Improvements to the crawler architecture: Let me finish by noting a few ways it’d be interesting to improve the current crawler:
- For many long-running applications the crawler would need a smart crawl policy so that it knows when and how to re-crawl a page. According to a presentation from Jeff Dean, Google’s mean time to index a new page is now just minutes. I don’t know how that works, but imagine that notification protocols such as pubsubhubbub play an important role. It’d be good to change the crawler so that it’s pubsubhubbub aware.
- The crawler currently uses a threaded architecture. Another quite different approach is to use an evented architecture. What are the pros and cons of a multi-threaded versus an evented architecture?
- The instances in the cluster are configured using fabric and shell scripts to install programs such as redis, pybloomfilter, and so on. This is slow and not completely reliable. Is there a better way of doing this? Creating my own EC2 AMI? Configuration management software such as Chef and Puppet? I considered using one of the latter, but deferred it because of the upfront cost of learning the systems.
- Logging is currently done using Python’s logging module. Unfortunately, I’m finding this is not well-adapted to Python’s threading. Is there a better solution?
- The crawler was initially designed for crawling in a batch environment, where it is run and then terminates. I’ve since modified it so that it can be stopped, modifications made, and restarted. It’d be good to add instrumentation so it can be modified more dynamically, in real time.

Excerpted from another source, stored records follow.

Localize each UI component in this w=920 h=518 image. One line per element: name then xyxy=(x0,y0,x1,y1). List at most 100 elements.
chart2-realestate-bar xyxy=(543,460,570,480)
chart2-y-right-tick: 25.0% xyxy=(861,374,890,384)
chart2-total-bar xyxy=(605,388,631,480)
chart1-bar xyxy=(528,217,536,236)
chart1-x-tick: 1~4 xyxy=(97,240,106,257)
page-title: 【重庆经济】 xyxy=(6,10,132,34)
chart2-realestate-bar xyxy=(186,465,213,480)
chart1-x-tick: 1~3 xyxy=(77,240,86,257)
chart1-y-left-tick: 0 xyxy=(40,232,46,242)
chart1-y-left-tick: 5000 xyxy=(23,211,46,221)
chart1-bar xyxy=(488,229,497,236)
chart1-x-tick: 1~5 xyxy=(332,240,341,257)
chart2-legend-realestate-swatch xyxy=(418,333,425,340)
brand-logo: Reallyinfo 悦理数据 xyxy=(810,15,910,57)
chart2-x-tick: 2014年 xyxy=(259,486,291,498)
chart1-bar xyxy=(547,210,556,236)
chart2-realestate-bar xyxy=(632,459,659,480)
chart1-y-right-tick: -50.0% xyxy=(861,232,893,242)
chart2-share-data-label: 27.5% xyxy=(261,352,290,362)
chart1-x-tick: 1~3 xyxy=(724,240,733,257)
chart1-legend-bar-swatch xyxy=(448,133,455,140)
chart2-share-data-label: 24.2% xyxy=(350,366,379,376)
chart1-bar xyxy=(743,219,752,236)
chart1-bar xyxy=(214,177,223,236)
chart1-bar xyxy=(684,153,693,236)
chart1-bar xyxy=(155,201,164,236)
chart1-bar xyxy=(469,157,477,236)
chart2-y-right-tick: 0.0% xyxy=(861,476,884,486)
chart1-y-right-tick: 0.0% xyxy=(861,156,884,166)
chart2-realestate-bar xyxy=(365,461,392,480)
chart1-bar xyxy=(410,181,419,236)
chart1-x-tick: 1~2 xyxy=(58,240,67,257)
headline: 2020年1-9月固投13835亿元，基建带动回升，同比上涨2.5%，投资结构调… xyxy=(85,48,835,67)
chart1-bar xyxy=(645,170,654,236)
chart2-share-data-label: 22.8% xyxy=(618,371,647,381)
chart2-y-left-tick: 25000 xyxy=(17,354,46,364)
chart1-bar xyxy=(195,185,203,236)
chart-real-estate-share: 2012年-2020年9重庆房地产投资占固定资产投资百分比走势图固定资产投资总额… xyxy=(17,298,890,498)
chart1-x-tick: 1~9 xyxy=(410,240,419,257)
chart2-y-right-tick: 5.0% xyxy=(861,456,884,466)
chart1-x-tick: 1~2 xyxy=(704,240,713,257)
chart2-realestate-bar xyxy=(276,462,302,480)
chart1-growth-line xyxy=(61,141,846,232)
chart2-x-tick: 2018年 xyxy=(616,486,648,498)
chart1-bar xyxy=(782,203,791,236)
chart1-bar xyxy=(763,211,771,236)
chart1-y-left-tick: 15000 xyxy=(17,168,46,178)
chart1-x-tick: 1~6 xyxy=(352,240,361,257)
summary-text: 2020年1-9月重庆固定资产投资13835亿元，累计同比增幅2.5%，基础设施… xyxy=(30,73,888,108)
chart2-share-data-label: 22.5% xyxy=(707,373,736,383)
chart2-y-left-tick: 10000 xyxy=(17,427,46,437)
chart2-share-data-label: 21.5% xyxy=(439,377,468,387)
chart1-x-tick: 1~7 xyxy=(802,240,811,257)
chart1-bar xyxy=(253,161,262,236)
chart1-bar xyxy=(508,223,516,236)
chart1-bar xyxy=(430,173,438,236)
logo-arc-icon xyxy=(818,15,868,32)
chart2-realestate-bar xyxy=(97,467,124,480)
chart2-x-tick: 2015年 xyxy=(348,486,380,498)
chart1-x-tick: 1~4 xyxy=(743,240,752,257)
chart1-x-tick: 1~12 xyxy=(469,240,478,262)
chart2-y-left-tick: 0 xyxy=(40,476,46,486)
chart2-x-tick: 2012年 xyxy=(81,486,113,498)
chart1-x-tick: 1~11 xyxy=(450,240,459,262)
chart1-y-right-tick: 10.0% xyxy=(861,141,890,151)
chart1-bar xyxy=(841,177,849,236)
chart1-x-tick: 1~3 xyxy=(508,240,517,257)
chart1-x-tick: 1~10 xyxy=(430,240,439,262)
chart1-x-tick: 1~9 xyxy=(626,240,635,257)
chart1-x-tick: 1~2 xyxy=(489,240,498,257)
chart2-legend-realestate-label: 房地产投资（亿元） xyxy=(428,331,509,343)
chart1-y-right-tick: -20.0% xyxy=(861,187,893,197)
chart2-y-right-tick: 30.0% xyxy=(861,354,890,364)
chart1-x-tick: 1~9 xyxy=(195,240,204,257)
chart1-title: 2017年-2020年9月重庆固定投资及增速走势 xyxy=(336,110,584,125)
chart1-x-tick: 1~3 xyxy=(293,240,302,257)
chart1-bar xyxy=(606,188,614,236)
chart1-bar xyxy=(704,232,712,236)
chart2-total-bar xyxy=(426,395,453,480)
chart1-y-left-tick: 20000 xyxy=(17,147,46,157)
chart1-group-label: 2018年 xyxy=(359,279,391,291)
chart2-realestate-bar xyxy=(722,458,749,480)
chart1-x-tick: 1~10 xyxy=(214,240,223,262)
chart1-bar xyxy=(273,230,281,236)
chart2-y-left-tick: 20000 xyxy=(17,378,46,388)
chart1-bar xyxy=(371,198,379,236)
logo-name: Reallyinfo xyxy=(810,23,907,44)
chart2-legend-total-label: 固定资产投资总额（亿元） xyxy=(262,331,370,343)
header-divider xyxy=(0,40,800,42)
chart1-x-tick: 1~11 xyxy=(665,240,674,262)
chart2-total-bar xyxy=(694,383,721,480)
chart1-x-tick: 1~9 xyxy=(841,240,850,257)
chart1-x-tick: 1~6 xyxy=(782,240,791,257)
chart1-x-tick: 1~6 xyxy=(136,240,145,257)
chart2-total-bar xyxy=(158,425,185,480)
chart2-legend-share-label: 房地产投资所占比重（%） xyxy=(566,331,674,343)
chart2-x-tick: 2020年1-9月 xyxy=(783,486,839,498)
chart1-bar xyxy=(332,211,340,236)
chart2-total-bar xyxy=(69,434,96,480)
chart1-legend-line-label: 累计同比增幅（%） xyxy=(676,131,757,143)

- Many interesting research papers have been published about crawling. I read or skimmed quite a few while writing my crawler, but ultimately used only a few of the ideas; just getting the basics right proved challenging enough. In future iterations it’d be useful to look at this work again and to incorporate the best ideas. Good starting points include a chapter in the book by Manning, Raghavan and Sch\”utze, and a survey paper by Olston and Najork. Existing open source crawlers such as Heritrix and Nutch would also be interesting to look at in more depth.